Problem Solving with Null or “Other” Data

You have likely looked into your analytics platform and found that some of the events are passing as null or “other” and wondered where to start with problem solving. Trying to figure out where to start can be overwhelming. Is it that the data is not properly defined or is it that the data is missing? Do I need to pull in engineering or can I solve this problem on my own? In my experience as a data advisor, most companies are dealing with both missing data and data logic. Oftentimes, companies don’t tend to fully understand their data logic and having an “other” event can sometimes mean that it simply does not fit the logic of what they are querying. In these cases, we expect the data to be bucketed in “other”. Since I’ve had clients asking for a strategy to approach these instances, I put together a quick guide to help companies and analysts tackle these problems.

Photo by Campaign Creators on Unsplash

Is Data Missing?

Whenever you see “other” or null in your analytics platform, one of the first things that comes to mind is whether or not the data is missing and the event is not firing correctly. Before going into the backend or frantically pinging engineers, first discern whether or not data is missing or if it is an issue with the data logic.

Is it the Data Logic?

Sometimes event properties are “other” because we have not defined them. In these cases, the code logic is searching for tags that don’t exist on pieces of data and thus the third party tracking tool will automatically bucket them as other. For example, with UTM data, direct traffic won’t be recorded as such if it is not explicitly set up.
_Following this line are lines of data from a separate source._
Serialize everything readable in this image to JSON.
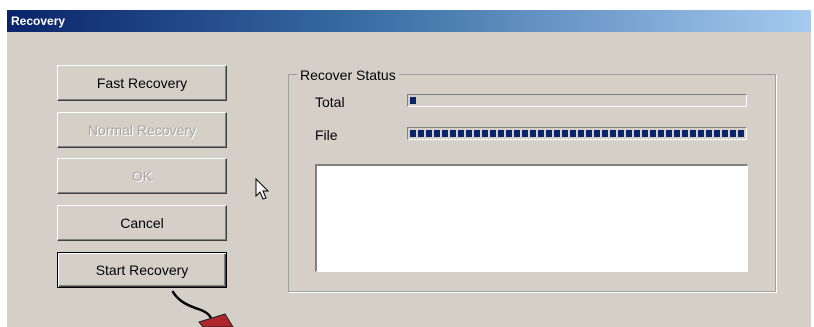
{
  "window": {
    "title": "Recovery"
  },
  "buttons": {
    "fast_recovery": "Fast Recovery",
    "normal_recovery": "Normal Recovery",
    "ok": "OK",
    "cancel": "Cancel",
    "start_recovery": "Start Recovery"
  },
  "status": {
    "group_label": "Recover Status",
    "total_label": "Total",
    "total_progress": 0.02,
    "file_label": "File",
    "file_progress": 1.0,
    "log_text": ""
  },
  "colors": {
    "titlebar_start": "#0a246a",
    "titlebar_end": "#a6caf0",
    "progress_fill": "#0a246a",
    "face": "#d4d0c8"
  },
  "icons": [
    "mouse-cursor-icon"
  ]
}
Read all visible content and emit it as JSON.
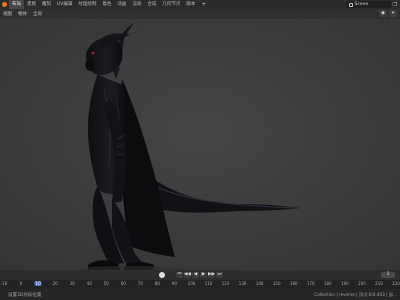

When a user hits the site and there is no marketing link to click, that means there are no parameters in the URL to explicitly say that that traffic is direct. In this case null or “other” data is expected. Of course there are other filters you can use to discern this, but if you are just filtering by UTM Source or UTM Medium and wondering why there is an “other” or null, it is usually because links that don’t contain UTM parameters tend to be bucketed into “Other”.

Has the user enabled Do Not Track?

Do Not Track on a browser is a big gotcha and I have even seen developers get into this trap. Many browsers offer the option to not be tracked which when turned on, prevents tracking code from accurately picking up certain events and event properties. As a result, you will see nulls when it comes to location, IP address or anything that is typically considered a User Property. Importantly, users with Do Not Track on aren’t completely invisible. In this case we can see that an event has taken place but not by whom or any info about the user tied that event. As a result, the event will still fire and it will be included in the overall numbers, but when digging deeper into the data, user properties will be missing. Do Not Track features have historically been sparsely used so if you notice your number of nulls is abnormally high, it is worth investigating whether or not data is misfiring.

How do I dig into missing data?

Look at the data from different angles when investigating where the data might be leaking. For example, if I have explicitly set up the event to record OS and there are some that are null, I try to see if other related data is present such as device or device family. This can be made clearer by utilizing your third party analytics tools to filter the data where OS = null and then break the data down by device. If there is device data coming through, it might be that the OS is missing from certain devices or users have intentionally blocked that data. If no data is coming through, then you may have your culprit and a place to direct your investigation.

When problem solving with data it is important to frame the initial step as an investigation. Oftentimes when sifting through data and its subsequent data logic, you will uncover a ton of insights and issues and it can be easy to get distracted. Thus, whenever you uncover that data might be missing, create an investigation task so that you can stay on task and have a place to capture insights specifically related to that issue. As you uncover new issues, I always suggest recording them with the intent of coming back to them later. You would be surprised to see how often when you fix a data leak, other leaks will also be fixed.

Is the tracking code present?

Another way to narrow down your investigation is to filter for URL or Page Name. This will allow you to hone in on specific pages to understand whether or not tracking code has even been implemented on that page. Since products and features tend to be built with tracking code as an afterthought, your data leak could be because a new page or feature was built without any tracking code. For website based analytics, an effective way to track this is by utilizing a browser extension. Most big third party analytics tools have them, and they can quickly and easily shine light on whether or not the tracking code is present and further, whether or not events are even firing.

Tracking the Fixes

Paramount to fixing the data leaks is also tracking when those fixes took place. This can typically be achieved in a pretty straight forward way in your third party analytics platform by adding notes to timelines or you can choose to record elsewhere — the important thing is that you record major changes. Since you will have to wait for more data to come into truly understand whether or not the fix took, it is always good to track dates of action so that you can properly understand and adapt.

One of the most integral ideas of data is that it flows and is dependent on users and user behaviour to exist. Since platforms typically have hundreds of thousands or even millions of users, it becomes increasingly difficult to manage your data and to make sense of it. Think of your Growth Specialist or Data Advisor as both the navigator and the aqueduct: we are here to help you build and fortify your data pipelines but also to help you navigate it. Ultimately, other and null data is a surefire way to confuse or undermine the data you are presenting to stakeholders. This is why null or other data needs to be understood or fixed quickly. Hopefully this has helped you steer your investigation and as always feel free to ad questions in the comments.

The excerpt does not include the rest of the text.